Many are as excited to know what types of Pokémon will appear in different places in Egypt — what water creatures will appear near the Nile River, what beachgoers will stumble upon on the shores of the Mediterranean and Red Sea, and what Pokémons will appear in desert locations.

Be sure to check Ahram Online regularly. We will announce the game's official release date in Egypt as well as reactions from Egyptian gamers.

3. How well will the game work in Egypt?

In countries where Pokémon Go was released, gamers complained of their mobile batteries getting drained faster. But that issue can be ameliorated in coming updates.

Pokémon Go requires a Wi-Fi or 3G connection. It is uncertain how the game will fare with Egypt's internet that has been described by critics as agonisingly slow.

4. Is there an Islamic fatwa banning Pokemon Go?

Since the game's release, there have been reports that Al-Azhar, the country's highest Sunni Muslim authority, has issued a fatwa, or Islamic edict, forbidding Pokémon Go.

These reports are untrue.

However, there was an Islamic edict in 2001 forbidding Muslims from playing the original Pokémon game.

The edict, released by then-Azhar Grand Mufti Nasr Fareed, noted that the game was a "danger to [Muslims] beliefs" as it "instills in the child's mind fictions that have no basis and supernatural [creatures] that don't exist in nature."

The edict also described the Pokémon cartoons as having "Darwinian ideas" of "survival of the strongest."

The game, according to the edict, shouldn't be played because it is based on constant battles and violence, with creatures that use all their abilities and means to destroy the opponent.

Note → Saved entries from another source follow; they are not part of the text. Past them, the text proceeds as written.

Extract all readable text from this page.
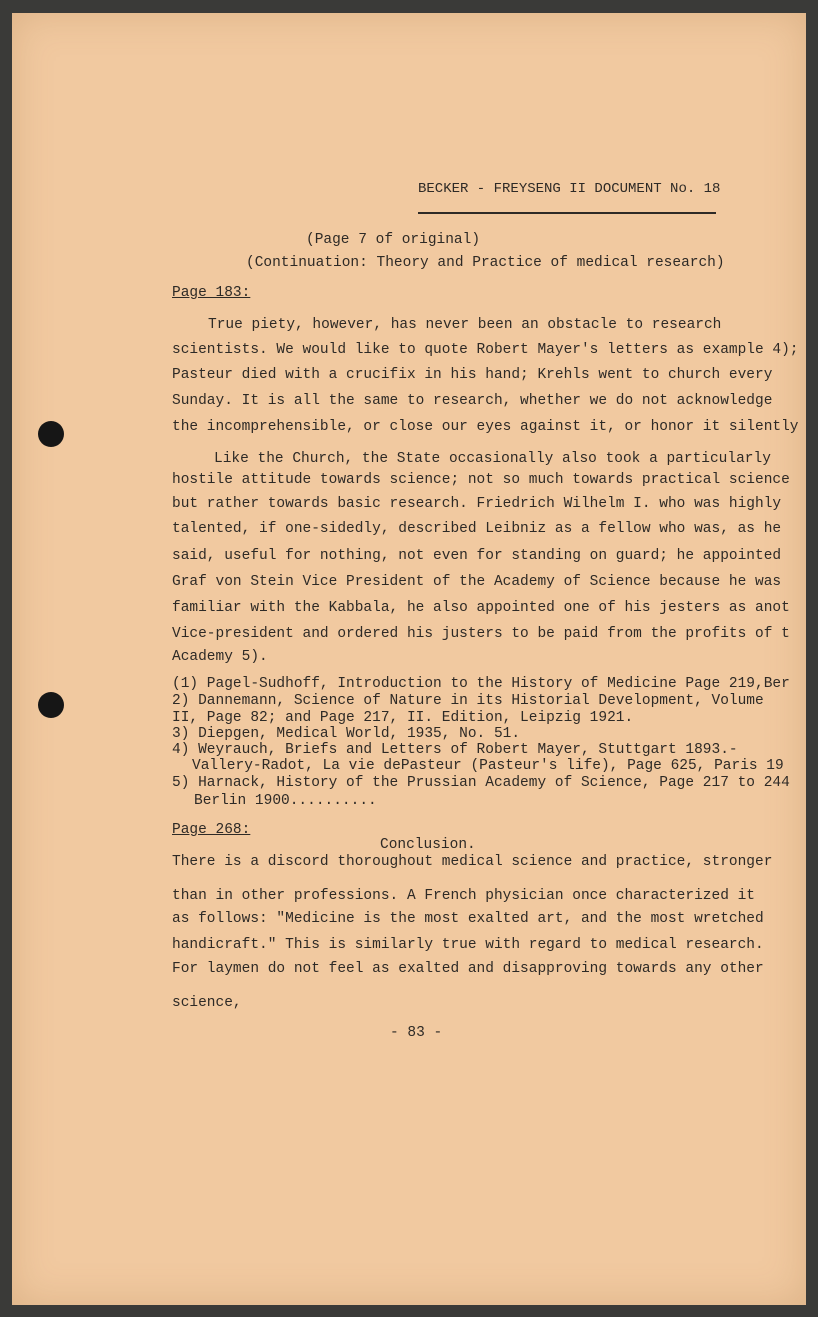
BECKER - FREYSENG II DOCUMENT No. 18

(Page 7 of original)

(Continuation: Theory and Practice of medical research)

Page 183:

True piety, however, has never been an obstacle to research

scientists. We would like to quote Robert Mayer's letters as example 4);

Pasteur died with a crucifix in his hand; Krehls went to church every

Sunday. It is all the same to research, whether we do not acknowledge

the incomprehensible, or close our eyes against it, or honor it silently

Like the Church, the State occasionally also took a particularly

hostile attitude towards science; not so much towards practical science

but rather towards basic research. Friedrich Wilhelm I. who was highly

talented, if one-sidedly, described Leibniz as a fellow who was, as he

said, useful for nothing, not even for standing on guard; he appointed

Graf von Stein Vice President of the Academy of Science because he was

familiar with the Kabbala, he also appointed one of his jesters as anot

Vice-president and ordered his justers to be paid from the profits of t

Academy 5).

(1) Pagel-Sudhoff, Introduction to the History of Medicine Page 219,Ber

2) Dannemann, Science of Nature in its Historial Development, Volume

II, Page 82; and Page 217, II. Edition, Leipzig 1921.

3) Diepgen, Medical World, 1935, No. 51.

4) Weyrauch, Briefs and Letters of Robert Mayer, Stuttgart 1893.-

Vallery-Radot, La vie dePasteur (Pasteur's life), Page 625, Paris 19

5) Harnack, History of the Prussian Academy of Science, Page 217 to 244

Berlin 1900..........

Page 268:

Conclusion.

There is a discord thoroughout medical science and practice, stronger

than in other professions. A French physician once characterized it

as follows: "Medicine is the most exalted art, and the most wretched

handicraft." This is similarly true with regard to medical research.

For laymen do not feel as exalted and disapproving towards any other

science,

- 83 -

Al-Azhar has no executive power, thus children continued to play the original Pokémon game.

But since the edict's release in 2001, thousands of similar games, with supernatural humans and creatures, have been released and cherished by Egyptian children and adults alike. No such edict was released again.

It is still unclear if Al-Azhar will issue an edict against the new Pokemon Go mobile game.

5. Are there privacy concerns?

Security experts in countries where the Pokémon Go was released said that downloading the game on iOS devices, like iPhones and iPads, gives developers full access to all of the user's Google account information.

The game has already been updated and this issue has been fixed.

When the game is released in Egypt, gamers will download the updated version with the revised privacy settings.